Через два дня Груняхин прописался временным жильцом, но Чебуркова велела ему переписаться на постоянную жизнь.
– Кто поверит, чтоб в одной комнате с кухней мужик с бабой врозь жили! – раздражительно заявила она. – А я тебе не девка, я женщина, – вот завтрашний день в загс со мной пойдешь, не живая буду! А то ступай, откуда пришел!
Все прошло формально и скоро, и жизнь Груняхина смирилась в чужой комнате. Он работал, Матрена Филипповна хозяйствовала, выражала разное недовольство и редко вспоминала сына – скорее всего лишь затем, чтобы после слез наступило то облегчение, которое равно наслаждению сердца; другое счастье она испытывать не могла, или ей не встречалось случая. Втайне для нее самой смерть сына стала постепенно причиной тихого счастья ее жизни – после кратких слез, в медленных подробных воспоминаниях; и она призывала Ивана Степановича участвовать в ее бедном чувстве, где, однако, было согревающее тепло темного упоенья собственной скорбью и все терпение ее души. В такое время она всегда становилась более доброй и кроткой, чем требовал ее характер. Груняхин даже любил, когда Матрена Филипповна вдруг начинала плакать о своем погибшем ребенке, – тогда и Ивану Степановичу перепадала от жены какая-нибудь нежность или льгота.
Обыкновенно же Чебуркова ходить мужу никуда не позволяла, кроме работы, и следила по часам – вовремя ли он возвращается, а в собрания она не верила и начинала плакать и браниться, что второй муж тоже подлец и изменяет ей. Если муж все же запаздывал, Матрена Филипповна, отворив ему дверь, начинала его бить любым предметом – старым валенком, вешалкой вместе с одеждой, самоварной трубой от бывшего когда-то самовара, башмаком со своей ноги и другой внезапной вещью, – лишь бы изжить собственное раздраженье и несчастье.
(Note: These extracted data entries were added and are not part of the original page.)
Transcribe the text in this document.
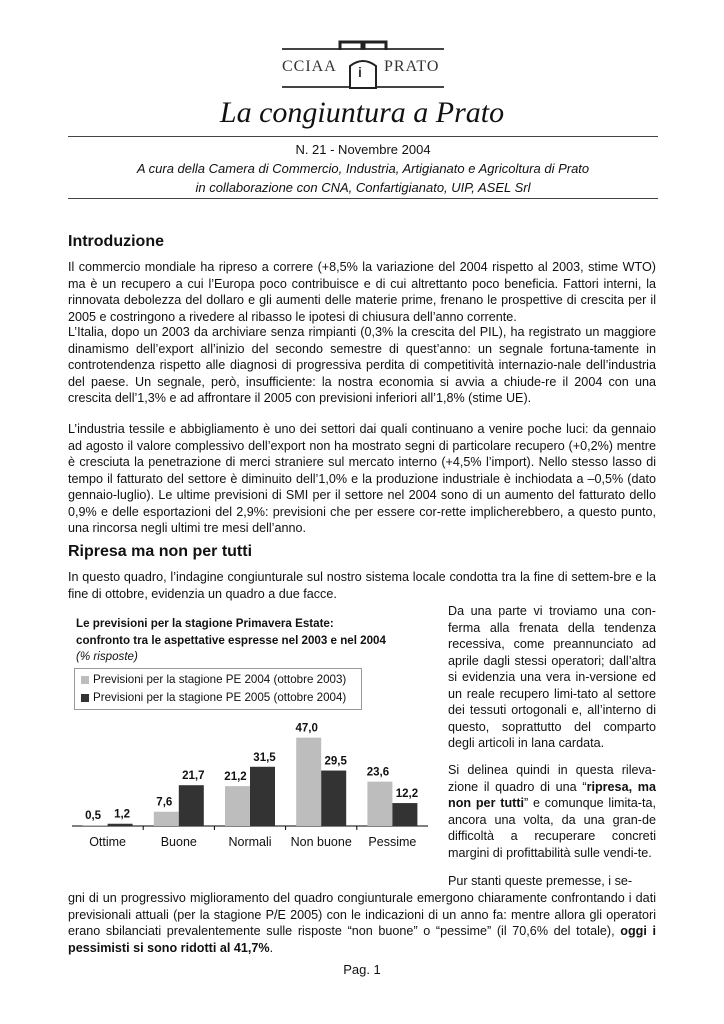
CCIAA i PRATO
La congiuntura a Prato
N. 21 - Novembre 2004
A cura della Camera di Commercio, Industria, Artigianato e Agricoltura di Prato
in collaborazione con CNA, Confartigianato, UIP, ASEL Srl
Introduzione

Il commercio mondiale ha ripreso a correre (+8,5% la variazione del 2004 rispetto al 2003, stime WTO) ma è un recupero a cui l’Europa poco contribuisce e di cui altrettanto poco beneficia. Fattori interni, la rinnovata debolezza del dollaro e gli aumenti delle materie prime, frenano le prospettive di crescita per il 2005 e costringono a rivedere al ribasso le ipotesi di chiusura dell’anno corrente.

L’Italia, dopo un 2003 da archiviare senza rimpianti (0,3% la crescita del PIL), ha registrato un maggiore dinamismo dell’export all’inizio del secondo semestre di quest’anno: un segnale fortuna-tamente in controtendenza rispetto alle diagnosi di progressiva perdita di competitività internazio-nale dell’industria del paese. Un segnale, però, insufficiente: la nostra economia si avvia a chiude-re il 2004 con una crescita dell’1,3% e ad affrontare il 2005 con previsioni inferiori all’1,8% (stime UE).

L’industria tessile e abbigliamento è uno dei settori dai quali continuano a venire poche luci: da gennaio ad agosto il valore complessivo dell’export non ha mostrato segni di particolare recupero (+0,2%) mentre è cresciuta la penetrazione di merci straniere sul mercato interno (+4,5% l’import). Nello stesso lasso di tempo il fatturato del settore è diminuito dell’1,0% e la produzione industriale è inchiodata a –0,5% (dato gennaio-luglio). Le ultime previsioni di SMI per il settore nel 2004 sono di un aumento del fatturato dello 0,9% e delle esportazioni del 2,9%: previsioni che per essere cor-rette implicherebbero, a questo punto, una rincorsa negli ultimi tre mesi dell’anno.

Ripresa ma non per tutti

In questo quadro, l’indagine congiunturale sul nostro sistema locale condotta tra la fine di settem-bre e la fine di ottobre, evidenzia un quadro a due facce.

Le previsioni per la stagione Primavera Estate:
confronto tra le aspettative espresse nel 2003 e nel 2004
(% risposte)
Previsioni per la stagione PE 2004 (ottobre 2003)
Previsioni per la stagione PE 2005 (ottobre 2004)
0,5 1,2
Ottime
7,6
21,7
Buone
21,2
31,5
Normali
47,0
29,5
Non buone
23,6
12,2
Pessime

Da una parte vi troviamo una con-ferma alla frenata della tendenza recessiva, come preannunciato ad aprile dagli stessi operatori; dall’altra si evidenzia una vera in-versione ed un reale recupero limi-tato al settore dei tessuti ortogonali e, all’interno di questo, soprattutto del comparto degli articoli in lana cardata.

Si delinea quindi in questa rileva-zione il quadro di una “ripresa, ma non per tutti” e comunque limita-ta, ancora una volta, da una gran-de difficoltà a recuperare concreti margini di profittabilità sulle vendi-te.

Pur stanti queste premesse, i se-

gni di un progressivo miglioramento del quadro congiunturale emergono chiaramente confrontando i dati previsionali attuali (per la stagione P/E 2005) con le indicazioni di un anno fa: mentre allora gli operatori erano sbilanciati prevalentemente sulle risposte “non buone” o “pessime” (il 70,6% del totale), oggi i pessimisti si sono ridotti al 41,7%.

Pag. 1
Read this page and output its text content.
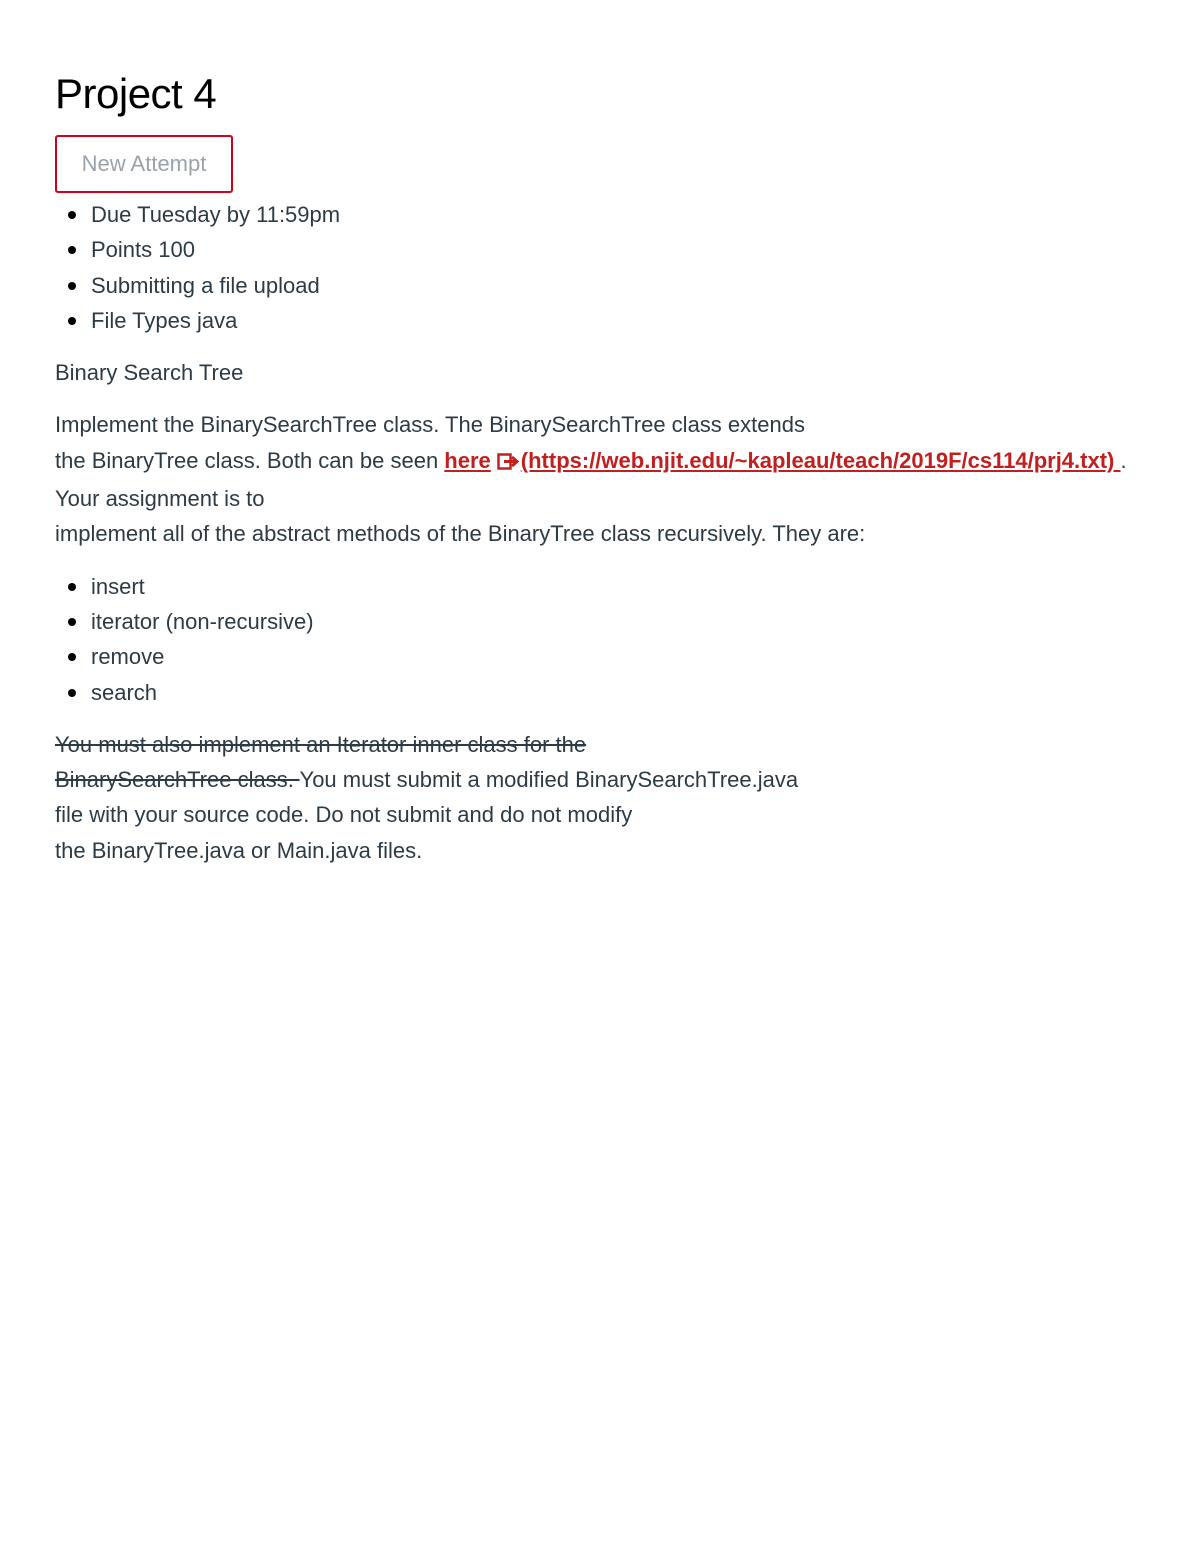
Project 4
New Attempt
Due Tuesday by 11:59pm
Points 100
Submitting a file upload
File Types java

Binary Search Tree

Implement the BinarySearchTree class. The BinarySearchTree class extends

the BinaryTree class. Both can be seen here (https://web.njit.edu/~kapleau/teach/2019F/cs114/prj4.txt) .

Your assignment is to

implement all of the abstract methods of the BinaryTree class recursively. They are:

insert
iterator (non-recursive)
remove
search

You must also implement an Iterator inner class for the

BinarySearchTree class. You must submit a modified BinarySearchTree.java

file with your source code. Do not submit and do not modify

the BinaryTree.java or Main.java files.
В эти минуты Иван Степанович с удивлением смотрел на Матрену Филипповну, а она жалостно плакала – оттого, что одно горе ее превратилось в другое, но не исчезло совсем. Груняхин, видевший уже многую жизнь, особо не мучился от такого обращения.
Второй сын Матрены Филипповны глядел на ссору матери с новым отцом равнодушно, так как мать всегда одолевала отца. Но когда Иван Степанович схватил однажды руки жены, потому что она стала драть ногтями его горло, то мальчик сделал предупреждение:
– Товарищ Груняхин, не бей маму! А то я тебе живот шилом проткну, сукин сын!.. Не твой дом – и ты не задавайся!
Груняхин сразу опомнился: он забылся лишь нечаянно, и то от сильной боли. Перед ним в жарком поту отчаяния, в усталости, с усердием всего своего сердца волновалась Матрена Филипповна – она защищала мужа от разврата и обеспечивала его семейную верность. Иван Степанович слушал, терпел и учился.
По ночам он думал рядом с женой, что все это так и быть должно, иначе его жадное, легкое сердце быстро износилось и погибло бы в бесплодной привязанности к разным женщинам и друзьям, в опасной готовности броситься в гущу всей роскоши, какая происходит на земле.